Cell-to-Pack 2.0 is one of the most important EV design trends because it changes what a battery pack is. The original goal of Cell-to-Pack was to remove unnecessary module structure and fit more energy into the same space. The next stage is broader. The pack is becoming part of the vehicle floor, stiffness strategy, crash load path, cooling system, manufacturing process, and service model.

That is why terms like Cell-to-Pack, Cell-to-Body, Cell-to-Chassis, skateboard chassis, and structural battery pack keep appearing. They are not just marketing labels. They describe a real engineering shift from battery-as-component to battery-as-architecture. The benefits are clear: better packaging, lower weight, fewer parts, improved stiffness, and lower cost potential.

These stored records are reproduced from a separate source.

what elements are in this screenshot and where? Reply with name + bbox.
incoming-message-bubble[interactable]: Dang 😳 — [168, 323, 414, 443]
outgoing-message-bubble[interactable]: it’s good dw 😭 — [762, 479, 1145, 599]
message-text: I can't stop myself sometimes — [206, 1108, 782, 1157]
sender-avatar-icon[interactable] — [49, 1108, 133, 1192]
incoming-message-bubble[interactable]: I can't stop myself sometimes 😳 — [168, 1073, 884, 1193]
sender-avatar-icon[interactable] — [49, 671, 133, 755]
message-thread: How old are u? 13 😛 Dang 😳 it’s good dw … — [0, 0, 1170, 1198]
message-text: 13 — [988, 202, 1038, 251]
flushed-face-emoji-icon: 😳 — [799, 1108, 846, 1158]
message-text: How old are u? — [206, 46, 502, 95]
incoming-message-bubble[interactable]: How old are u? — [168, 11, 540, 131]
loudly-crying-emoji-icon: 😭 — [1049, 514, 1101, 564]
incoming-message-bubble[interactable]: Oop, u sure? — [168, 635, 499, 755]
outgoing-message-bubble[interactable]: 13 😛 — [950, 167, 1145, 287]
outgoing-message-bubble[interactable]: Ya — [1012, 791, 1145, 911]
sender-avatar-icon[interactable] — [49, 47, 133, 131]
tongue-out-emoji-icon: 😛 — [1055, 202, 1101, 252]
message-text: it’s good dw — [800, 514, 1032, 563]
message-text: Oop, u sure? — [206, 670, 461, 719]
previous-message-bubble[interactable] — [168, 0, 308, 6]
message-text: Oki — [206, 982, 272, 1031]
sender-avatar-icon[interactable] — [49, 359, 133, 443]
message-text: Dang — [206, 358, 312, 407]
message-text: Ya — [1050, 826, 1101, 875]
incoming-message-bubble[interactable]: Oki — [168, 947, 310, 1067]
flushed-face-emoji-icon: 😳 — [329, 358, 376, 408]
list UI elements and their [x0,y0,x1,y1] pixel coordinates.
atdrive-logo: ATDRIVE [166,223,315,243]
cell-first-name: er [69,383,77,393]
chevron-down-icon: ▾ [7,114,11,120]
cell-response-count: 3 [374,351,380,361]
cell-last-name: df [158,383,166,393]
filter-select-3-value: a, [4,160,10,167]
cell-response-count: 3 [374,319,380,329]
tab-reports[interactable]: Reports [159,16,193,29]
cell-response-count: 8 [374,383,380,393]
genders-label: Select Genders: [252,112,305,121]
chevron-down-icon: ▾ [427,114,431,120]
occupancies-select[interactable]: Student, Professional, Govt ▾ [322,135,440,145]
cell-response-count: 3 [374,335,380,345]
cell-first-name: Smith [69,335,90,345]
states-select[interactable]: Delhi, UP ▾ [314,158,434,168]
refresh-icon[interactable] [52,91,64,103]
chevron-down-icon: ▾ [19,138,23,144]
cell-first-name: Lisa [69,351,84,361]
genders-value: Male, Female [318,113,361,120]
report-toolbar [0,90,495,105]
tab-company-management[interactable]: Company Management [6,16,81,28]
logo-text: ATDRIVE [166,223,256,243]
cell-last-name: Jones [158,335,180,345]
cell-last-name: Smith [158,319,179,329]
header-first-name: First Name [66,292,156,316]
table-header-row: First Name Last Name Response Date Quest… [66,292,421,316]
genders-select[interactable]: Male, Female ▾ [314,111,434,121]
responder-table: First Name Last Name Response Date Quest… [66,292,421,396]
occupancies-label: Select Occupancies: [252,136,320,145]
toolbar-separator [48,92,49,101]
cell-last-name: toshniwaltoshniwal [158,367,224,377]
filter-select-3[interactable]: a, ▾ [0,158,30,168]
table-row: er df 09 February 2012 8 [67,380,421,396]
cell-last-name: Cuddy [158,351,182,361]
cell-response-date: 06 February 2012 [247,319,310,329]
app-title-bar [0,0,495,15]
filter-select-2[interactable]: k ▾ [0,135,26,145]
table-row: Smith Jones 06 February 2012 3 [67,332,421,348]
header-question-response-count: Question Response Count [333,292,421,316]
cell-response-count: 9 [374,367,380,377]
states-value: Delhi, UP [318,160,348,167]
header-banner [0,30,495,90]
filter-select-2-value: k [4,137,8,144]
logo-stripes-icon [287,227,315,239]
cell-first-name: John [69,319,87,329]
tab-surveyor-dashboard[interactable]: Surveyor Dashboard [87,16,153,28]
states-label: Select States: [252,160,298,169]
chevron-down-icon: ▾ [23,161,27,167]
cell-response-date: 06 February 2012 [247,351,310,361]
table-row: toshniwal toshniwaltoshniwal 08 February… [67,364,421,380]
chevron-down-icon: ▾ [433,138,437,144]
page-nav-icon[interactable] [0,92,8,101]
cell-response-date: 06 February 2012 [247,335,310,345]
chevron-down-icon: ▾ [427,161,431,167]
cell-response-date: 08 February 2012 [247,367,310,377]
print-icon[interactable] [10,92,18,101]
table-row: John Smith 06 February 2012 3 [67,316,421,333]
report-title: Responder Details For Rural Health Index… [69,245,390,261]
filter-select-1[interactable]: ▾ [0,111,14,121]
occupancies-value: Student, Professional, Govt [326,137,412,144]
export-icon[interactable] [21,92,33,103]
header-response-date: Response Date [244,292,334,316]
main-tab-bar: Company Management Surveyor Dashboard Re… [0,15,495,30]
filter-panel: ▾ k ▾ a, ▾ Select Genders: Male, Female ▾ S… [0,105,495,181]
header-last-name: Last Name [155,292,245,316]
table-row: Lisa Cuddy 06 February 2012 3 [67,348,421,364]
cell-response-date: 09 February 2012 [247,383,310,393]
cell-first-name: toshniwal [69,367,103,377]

The tradeoffs are just as real: more complex crash design, tighter thermal integration, harder service access, greater sealing demands, and higher dependence on manufacturing quality. For EV owners, the result may be better vehicles. For engineers, it makes the battery pack one of the most demanding systems in the entire car.

FAQs

What is Cell-to-Pack 2.0?

Cell-to-Pack 2.0 is an informal way to describe the next stage of EV battery pack integration. Instead of only removing modules, automakers are designing packs that influence vehicle stiffness, crash protection, thermal management, manufacturing, and serviceability.

Is Cell-to-Pack the same as a structural battery pack?

No. Cell-to-Pack usually means cells are integrated directly into the battery pack without traditional modules. A structural battery pack goes further by making the pack part of the vehicle’s load-bearing structure.

What is Cell-to-Body?

Cell-to-Body usually refers to a design where the battery pack is integrated more directly into the vehicle body. BYD uses this term for the SEAL, where the Blade Battery is integrated into the body structure to improve packaging and rigidity.

What is Cell-to-Chassis?

Cell-to-Chassis is a deeper integration concept where the battery cells and pack are integrated with the chassis and other vehicle systems. CATL describes CTC as combining the battery cell with the vehicle body, chassis, electric drive, thermal management, and control modules.

Are structural battery packs harder to repair?

Often, yes. Highly integrated packs may use adhesives, foam, welded parts, or sealed structural components that make internal repair more difficult. However, the actual repairability depends on the specific vehicle design and manufacturer service strategy.

Do structural battery packs make EVs safer?

They can, if designed correctly. A structural pack can improve stiffness and help manage crash loads, but it must also protect cells from deformation, maintain electrical isolation, and control thermal risks. Safety depends on the full vehicle design, not the label alone.

Will all EVs use Cell-to-Chassis designs?

Probably not. Different vehicles have different priorities. Affordable EVs, performance cars, trucks, and luxury vehicles may use different levels of battery integration depending on cost, range, crash targets, serviceability, and manufacturing strategy.